La bise française (2, 3 o 4 a seconda della regione)
Una mappa regionale delle bise: Parigi 2, Provenza 3, Alsazia 4. Per i visitatori stranieri, contare le guance diventa un esercizio di improvvisazione sociale.
Significato
Direzione dell'obiettivo : Un protocollo di saluto e riconoscimento affettuoso tra conoscenti. Il numero di baci (2, 3 o 4) varia a seconda della regione, generando giochi sociali e complicità.
Significato interpretato : Per i non francesi, il numero richiesto è totalmente ambiguo: c'è il rischio di un "bacio mancato" in cui ci si perde a contare le guance. Un equivoco socievole ma pubblico, fonte di risate imbarazzate.

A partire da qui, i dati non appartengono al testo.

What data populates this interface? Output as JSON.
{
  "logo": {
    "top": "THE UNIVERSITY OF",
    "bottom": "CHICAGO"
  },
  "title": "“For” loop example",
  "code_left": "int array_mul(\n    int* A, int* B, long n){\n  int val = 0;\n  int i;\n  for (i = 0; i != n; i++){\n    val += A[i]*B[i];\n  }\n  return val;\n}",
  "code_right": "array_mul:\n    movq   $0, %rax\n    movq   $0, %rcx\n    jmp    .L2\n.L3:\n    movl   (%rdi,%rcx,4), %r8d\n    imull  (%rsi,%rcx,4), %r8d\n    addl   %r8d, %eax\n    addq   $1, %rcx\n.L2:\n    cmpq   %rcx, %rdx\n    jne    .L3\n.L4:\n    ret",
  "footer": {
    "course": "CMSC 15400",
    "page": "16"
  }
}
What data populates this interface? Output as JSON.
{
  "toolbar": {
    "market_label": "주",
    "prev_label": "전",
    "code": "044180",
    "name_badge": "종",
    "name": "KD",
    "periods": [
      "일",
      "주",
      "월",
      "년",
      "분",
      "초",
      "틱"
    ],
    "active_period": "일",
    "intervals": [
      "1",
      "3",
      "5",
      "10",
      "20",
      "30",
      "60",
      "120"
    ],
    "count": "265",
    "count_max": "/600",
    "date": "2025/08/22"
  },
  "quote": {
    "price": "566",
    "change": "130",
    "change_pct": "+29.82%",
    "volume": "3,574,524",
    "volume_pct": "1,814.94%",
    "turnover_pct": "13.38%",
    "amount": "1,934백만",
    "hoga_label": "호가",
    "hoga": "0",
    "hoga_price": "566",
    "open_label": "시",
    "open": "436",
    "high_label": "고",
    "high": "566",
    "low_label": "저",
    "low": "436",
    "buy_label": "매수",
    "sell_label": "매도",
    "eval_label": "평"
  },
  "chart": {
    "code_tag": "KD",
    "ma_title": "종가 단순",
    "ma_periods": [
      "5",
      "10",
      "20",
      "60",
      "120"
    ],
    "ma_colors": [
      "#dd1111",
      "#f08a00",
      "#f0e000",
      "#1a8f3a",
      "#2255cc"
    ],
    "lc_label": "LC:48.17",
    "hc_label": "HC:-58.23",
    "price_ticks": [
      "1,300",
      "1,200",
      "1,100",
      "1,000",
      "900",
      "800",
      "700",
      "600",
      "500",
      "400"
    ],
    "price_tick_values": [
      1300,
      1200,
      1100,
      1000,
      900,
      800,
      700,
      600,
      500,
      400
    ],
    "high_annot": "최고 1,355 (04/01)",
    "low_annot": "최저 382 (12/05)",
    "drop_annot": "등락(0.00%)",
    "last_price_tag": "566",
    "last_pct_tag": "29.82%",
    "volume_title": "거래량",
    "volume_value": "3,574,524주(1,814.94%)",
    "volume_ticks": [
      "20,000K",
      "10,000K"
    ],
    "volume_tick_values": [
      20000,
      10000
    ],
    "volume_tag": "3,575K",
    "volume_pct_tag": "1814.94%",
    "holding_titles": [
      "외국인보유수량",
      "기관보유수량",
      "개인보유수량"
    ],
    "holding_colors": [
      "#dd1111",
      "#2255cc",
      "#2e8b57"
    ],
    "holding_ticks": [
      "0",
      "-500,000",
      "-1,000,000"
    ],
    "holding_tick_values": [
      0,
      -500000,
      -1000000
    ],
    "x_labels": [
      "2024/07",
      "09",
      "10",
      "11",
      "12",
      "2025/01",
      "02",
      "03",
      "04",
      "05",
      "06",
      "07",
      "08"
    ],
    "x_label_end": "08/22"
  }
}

Geografia dell'incomprensione
Neutrale
- france
- belgium
- netherlands
- luxembourg
Non documentato
- peuples-autochtones
- afrique-est-centrale
1. Il gesto e il suo significato atteso
In Francia, Belgio francofono, Svizzera francofona e Lussemburgo, il bacio - un bacio leggero su una o più guance - è il saluto standard tra conoscenti. Due baci sono il saluto 'standard' nella maggior parte della Francia (Parigi, regione Ile-de-France). Ma dalla Provenza in poi (Montpellier, Aix, Avignone), tre baci diventano la norma; in Alsazia e Lorena, quattro; in Corsica, una tradizione di cinque baci. Questo sistema di variazioni regionali è ben documentato e accettato come marchio di identità regionale nella cultura francese. Ogni variazione genera un gioco sociale in cui le persone del posto riconoscono i 'locali' dal loro automatismo - è un marcatore di appartenenza tribale soft.
2. Dove le cose vanno male: la geografia dell'incomprensione
Per i visitatori non francesi e gli espatriati, il bacio è innanzitutto una sorpresa tattile: il codice prescritto differisce radicalmente dallo spazio personale nordamericano o anglosassone. Ma l'equivoco principale risiede nell'incertezza dei numeri. Uno straniero che arriva in Francia dal nord dà naturalmente "due baci"; se si trasferisce in Provenza senza preavviso, rimane bloccato a "due", quando la persona del posto punta a "tre". Il risultato: un bacio mancato, una risata imbarazzata, una correzione in loco ("ah, qui facciamo tre") e talvolta un sottile risentimento ("non conosce la cultura francese"). Questa asimmetria genera una serie di micro-incidenti sociali documentati in contesti professionali, accademici e in occasione di cene, in cui i visitatori stranieri non riescono inconsapevolmente a 'contare bene'. Attestato nella letteratura antropologica (Hall 1966, Heslin 1974) e nei resoconti aneddotici dei dirigenti delle ONG che lavorano in Francia.
3. Contesto storico
Le origini del bise francese risalgono al Medioevo, come variante romanza del saluto di pace cristiano. Le prime testimonianze iconografiche risalgono ai secoli XII e XIII nei manoscritti francesi. L'istituzionalizzazione del numero per regione è meno ben documentata. Le fonti storiografiche suggeriscono un consolidamento graduale nei secoli XVII e XVIII, legato alle particolari caratteristiche regionali della corte (Versailles) e alle culture provinciali post-feudali. I dati moderni sulla distribuzione geografica (2 vs 3 vs 4) sono empiricamente validi, ma mancano di prove storiche precise prima del XX secolo. Uno studio sistematico rimane [DATA_DA_VERIFICARE].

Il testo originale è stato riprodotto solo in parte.